Is special event staff in West Palm overpaid?

Business owners and residents were saved Monday, when the West Palm Beach City Commission meeting netted mainly pro-business votes that would also benefit taxpayers.

Florida Power & Light’s renegotiated agreement – up for a public hearing on second reading – touched a nerve with many residents in attendance, some of whom demanded to know why the city was rushing into a new contract. West Palm’s 30-year agreement isn’t set to expire until 2014, but FPL approached the city in 2008 to negotiate new terms. A closer look at those new terms show a favorable fiscal picture for the city.

The renegotiated terms allow for a 6 percent franchise fee, which could net as much as $1.4 million in additional revenue for West Palm Beach. City officials concede the biggest downside to the new agreement for the city is that it gives up its right to purchase the electrical system if it ever decides that would be a beneficial move.
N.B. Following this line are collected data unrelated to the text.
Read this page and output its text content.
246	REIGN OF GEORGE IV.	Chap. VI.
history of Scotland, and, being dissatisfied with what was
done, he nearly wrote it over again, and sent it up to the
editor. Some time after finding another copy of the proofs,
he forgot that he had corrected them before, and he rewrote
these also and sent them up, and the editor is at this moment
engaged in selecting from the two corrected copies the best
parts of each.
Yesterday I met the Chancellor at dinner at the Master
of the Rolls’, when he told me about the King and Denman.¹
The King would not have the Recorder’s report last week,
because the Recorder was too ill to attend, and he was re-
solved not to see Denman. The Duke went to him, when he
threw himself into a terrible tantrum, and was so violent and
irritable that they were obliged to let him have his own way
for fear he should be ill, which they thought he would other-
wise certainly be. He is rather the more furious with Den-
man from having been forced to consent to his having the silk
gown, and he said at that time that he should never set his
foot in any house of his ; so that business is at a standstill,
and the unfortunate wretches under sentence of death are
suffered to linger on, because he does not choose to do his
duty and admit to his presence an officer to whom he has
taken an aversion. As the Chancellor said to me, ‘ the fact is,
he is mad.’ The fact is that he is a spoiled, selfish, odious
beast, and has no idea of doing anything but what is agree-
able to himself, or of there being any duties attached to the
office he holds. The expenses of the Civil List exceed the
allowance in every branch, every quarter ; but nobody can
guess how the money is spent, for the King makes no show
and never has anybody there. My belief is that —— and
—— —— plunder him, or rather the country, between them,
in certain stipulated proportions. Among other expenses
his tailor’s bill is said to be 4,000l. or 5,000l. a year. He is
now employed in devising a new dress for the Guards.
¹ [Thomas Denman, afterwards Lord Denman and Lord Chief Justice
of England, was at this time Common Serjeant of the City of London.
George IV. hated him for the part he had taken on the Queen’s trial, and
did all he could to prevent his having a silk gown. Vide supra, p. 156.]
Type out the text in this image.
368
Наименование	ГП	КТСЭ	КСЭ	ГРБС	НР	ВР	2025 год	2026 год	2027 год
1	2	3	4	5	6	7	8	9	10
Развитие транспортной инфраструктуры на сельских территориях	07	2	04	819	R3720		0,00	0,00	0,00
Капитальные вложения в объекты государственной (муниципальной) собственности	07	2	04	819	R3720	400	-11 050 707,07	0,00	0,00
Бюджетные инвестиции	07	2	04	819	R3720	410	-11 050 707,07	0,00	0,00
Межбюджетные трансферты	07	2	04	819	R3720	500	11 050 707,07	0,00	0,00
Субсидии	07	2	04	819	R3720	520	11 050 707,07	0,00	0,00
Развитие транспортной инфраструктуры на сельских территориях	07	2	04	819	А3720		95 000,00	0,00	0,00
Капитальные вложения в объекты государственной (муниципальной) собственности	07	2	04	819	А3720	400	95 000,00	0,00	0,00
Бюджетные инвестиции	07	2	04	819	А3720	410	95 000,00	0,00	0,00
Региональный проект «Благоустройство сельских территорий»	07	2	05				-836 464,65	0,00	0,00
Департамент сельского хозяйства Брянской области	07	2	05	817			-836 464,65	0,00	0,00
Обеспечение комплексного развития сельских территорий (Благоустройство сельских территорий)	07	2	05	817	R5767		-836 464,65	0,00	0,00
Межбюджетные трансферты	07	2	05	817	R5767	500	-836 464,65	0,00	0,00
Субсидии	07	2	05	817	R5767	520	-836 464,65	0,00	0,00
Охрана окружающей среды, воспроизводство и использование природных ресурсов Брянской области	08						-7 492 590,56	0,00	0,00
However as commissioner Bill Moss, pointed out, Lake Worth owns its own power utility, a situation that has turned into a fiscal and functional nightmare for that city.
FPL also can no longer deduct its property tax from the franchise fee under the new terms, but the company will now pay their franchise fee rate based on the utility fees ratepayers pay, rather than on how much they are billed.

The new agreement passed unanimously, which is a win-win for everyone since the city stands to gain a significant revenue increase, and FPL has new contract with terms that satisfy their business needs.

Public Utilities Director David Hanks updated commissioners on the city’s ongoing water crisis, saying that while two inches of recent rain helped, the better news was that consumption was down considerably. The city’s biggest problem in obtaining water from other sources, he said, involves pipes that run in varying sizes throughout West Palm Beach, creating difficulties with flow. The city’s five- to eight-year water plan, complete with cost estimates, should be ready within eight months, providing residents with a long-range picture of what will need to be done to ensure safe and plentiful water in the future.

In other good news for working people, the commission voted unanimously to start future meetings  at 5 p.m. instead of 4 p.m. And Northwood business owners gained some flexibility in code requirements, as requested by the city Community Redevelopment Agency.

In the public comments portion of the meeting, city staff revealed that the special events department has a budget of more than $400,000, and that a number of upper-level city staffers are making salaries of $100,000 plus benefits, while a few others are making salaries topping $200,000. Moss suggested that the city solicit a salary study to see where it stands as compared to other similar-sized cities. A similar study commissioned several years ago found the city had lower staff salaries than comparable municipalities, suggesting the picture has improved in the years since – perhaps too much.

While the actions of West Palm Beach don’t directly affect everyone in Palm Beach County, the city is home to our county seat and many key businesses. BizPac Review will continue to provide updates from time to time to let West Palm Beach officials know we are all keeping an eye on them.